Le choix est d’importance. Le GF38 va nommer au cours des prochains jours l’architecte d’un nouveau cycle qui doit conduire le club alpin à devenir un prétendant régulier au premier tiers du championnat de Ligue 2. Décryptage du processus capital pour le futur grenoblois.

Un profil ciblé

Les dirigeants du GF38 se sont d’abord attelés depuis l’éviction de Vincent Hognon à définir le profil de celui qui doit devenir le capitaine du navire pour au moins les deux prochaines saisons.

« Quelqu’un qui est capable de nous assurer le maintien le plus vite possible », entame Max Marty, conscient qu’aujourd’hui le GF38 reste un club qui va d’abord devoir batailler pour conserver sa place dans la « super L2 » à 18 équipes. « Mais aussi quelqu’un qui a déjà joué des montées, qui a entraîné des gros clubs de Ligue 2, qui est capable de faire progresser le club en amenant de la rigueur, du caractère. Un compétiteur. »

Parallèlement, compte tenu de la politique de recrutement de joueurs à potentiel – le défenseur turc Efe Sarikaya étant un exemple très représentatif – Grenoble souhaite enrôler un technicien « capable de mettre en place des structures pour faire progresser des jeunes joueurs avec le staff en place. Vu l’âge moyen de notre effectif, on a besoin d’un entraîneur qui sait faire jouer les jeunes, qui sait les faire progresser. Qui est dans une méthodologie pour ça. »

Grenoble ne rentrera par ailleurs pas « dans un bras de fer » avec un autre club pour un coach déjà sous contrat. Ce sera donc soit un entraîneur déjà libre, soit un entraîneur dont le club actuel ne s’opposera pas à un départ (gratuitement).

Un processus précis de sélection

C’est le processus habituel pour chaque choix d’entraîneur au GF38, à l’exception notable de Laurent Peyrelade, arrivé dans des circonstances exceptionnelles et pour un mandat très court.
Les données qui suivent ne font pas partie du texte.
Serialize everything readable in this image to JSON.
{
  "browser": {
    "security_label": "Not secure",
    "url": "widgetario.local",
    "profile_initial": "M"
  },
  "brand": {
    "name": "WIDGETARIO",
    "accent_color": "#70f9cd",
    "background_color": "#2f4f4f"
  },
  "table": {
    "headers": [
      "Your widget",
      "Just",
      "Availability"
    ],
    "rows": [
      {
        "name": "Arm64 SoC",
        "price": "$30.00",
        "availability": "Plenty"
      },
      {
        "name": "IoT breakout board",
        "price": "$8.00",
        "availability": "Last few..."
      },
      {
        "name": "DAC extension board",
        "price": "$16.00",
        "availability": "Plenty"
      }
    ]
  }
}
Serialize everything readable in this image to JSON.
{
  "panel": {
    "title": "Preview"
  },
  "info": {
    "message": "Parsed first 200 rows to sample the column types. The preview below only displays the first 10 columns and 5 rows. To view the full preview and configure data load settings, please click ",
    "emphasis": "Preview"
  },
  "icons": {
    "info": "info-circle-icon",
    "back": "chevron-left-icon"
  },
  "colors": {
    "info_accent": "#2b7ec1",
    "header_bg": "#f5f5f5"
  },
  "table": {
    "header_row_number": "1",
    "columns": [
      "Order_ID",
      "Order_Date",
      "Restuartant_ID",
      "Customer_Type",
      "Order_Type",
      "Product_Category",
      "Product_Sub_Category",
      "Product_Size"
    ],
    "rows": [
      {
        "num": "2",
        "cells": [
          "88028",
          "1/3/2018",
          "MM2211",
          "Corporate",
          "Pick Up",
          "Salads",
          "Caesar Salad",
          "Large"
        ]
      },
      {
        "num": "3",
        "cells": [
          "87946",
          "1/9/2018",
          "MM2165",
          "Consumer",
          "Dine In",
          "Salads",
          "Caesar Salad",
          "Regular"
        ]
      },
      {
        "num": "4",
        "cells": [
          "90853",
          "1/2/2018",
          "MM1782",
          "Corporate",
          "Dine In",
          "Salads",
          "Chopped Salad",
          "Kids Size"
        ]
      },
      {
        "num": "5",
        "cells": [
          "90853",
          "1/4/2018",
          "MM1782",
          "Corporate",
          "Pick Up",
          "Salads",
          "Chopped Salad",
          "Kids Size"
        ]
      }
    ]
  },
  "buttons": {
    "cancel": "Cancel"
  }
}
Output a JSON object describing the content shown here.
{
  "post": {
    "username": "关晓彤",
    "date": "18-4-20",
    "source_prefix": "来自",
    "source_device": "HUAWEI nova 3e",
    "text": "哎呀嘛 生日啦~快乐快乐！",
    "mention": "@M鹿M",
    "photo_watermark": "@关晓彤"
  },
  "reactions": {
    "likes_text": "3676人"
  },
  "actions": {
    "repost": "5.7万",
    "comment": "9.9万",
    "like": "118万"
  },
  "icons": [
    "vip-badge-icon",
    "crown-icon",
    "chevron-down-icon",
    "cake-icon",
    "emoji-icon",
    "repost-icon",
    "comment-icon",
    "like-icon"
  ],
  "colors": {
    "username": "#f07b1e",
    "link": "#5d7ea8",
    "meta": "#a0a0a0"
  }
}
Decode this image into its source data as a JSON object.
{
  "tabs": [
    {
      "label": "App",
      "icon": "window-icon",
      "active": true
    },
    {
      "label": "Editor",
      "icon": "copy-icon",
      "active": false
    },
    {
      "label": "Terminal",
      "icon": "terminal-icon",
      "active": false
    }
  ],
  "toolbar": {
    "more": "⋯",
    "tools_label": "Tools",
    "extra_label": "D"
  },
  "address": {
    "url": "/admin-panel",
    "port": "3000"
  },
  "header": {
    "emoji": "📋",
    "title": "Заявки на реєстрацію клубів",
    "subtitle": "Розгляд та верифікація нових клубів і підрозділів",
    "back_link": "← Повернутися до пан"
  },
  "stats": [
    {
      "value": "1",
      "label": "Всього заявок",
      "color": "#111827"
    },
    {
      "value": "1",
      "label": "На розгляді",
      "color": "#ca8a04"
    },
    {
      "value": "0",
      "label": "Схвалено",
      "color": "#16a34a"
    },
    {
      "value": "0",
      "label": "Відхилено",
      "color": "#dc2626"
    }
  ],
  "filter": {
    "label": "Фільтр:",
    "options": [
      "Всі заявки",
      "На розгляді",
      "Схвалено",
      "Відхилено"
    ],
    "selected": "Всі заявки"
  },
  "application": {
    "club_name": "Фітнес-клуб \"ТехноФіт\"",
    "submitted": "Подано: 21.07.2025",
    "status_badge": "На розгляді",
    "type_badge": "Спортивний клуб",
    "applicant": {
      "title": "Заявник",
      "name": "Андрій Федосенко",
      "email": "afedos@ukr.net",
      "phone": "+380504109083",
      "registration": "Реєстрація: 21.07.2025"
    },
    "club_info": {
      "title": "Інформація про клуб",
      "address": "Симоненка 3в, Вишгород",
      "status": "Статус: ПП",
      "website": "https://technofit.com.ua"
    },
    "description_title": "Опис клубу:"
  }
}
Max Marty et son équipe ont établi une liste d’une demi-douzaines de noms par rapport au profil recherché évoqué précédemment et qu’ils considèrent « compatibles avec le club ».

Les candidats sont ensuite présentés lors d’entretiens individuels  à Stéphane Rosnoblet à qui appartient la décision finale. « Il faut faire confiance à un président qui est un chef d’entreprise, qui a une vision de son club très claire et qui sait où il veut aller. Il fait son choix par rapport à la façon dont il a perçu les gens sur les 2-3 heures d’entretien qu’on a pu avoir et sur les petites fiches faites sur le passé de ces entraîneurs. On a un président qui ne se mêle pas des choses du foot, des compositions d’équipe. Par contre sur les sujets humains, sur les sujets RH, c’est quelqu’un de très averti. »  

Une décision rapide

Alors que les entretiens ont déjà débuté et se termine(ront) cette semaine, la décision devrait être prise d’ici la fin de la semaine. Car il faudra derrière bâtir l’effectif, notamment devant où des mouvements sont attendus.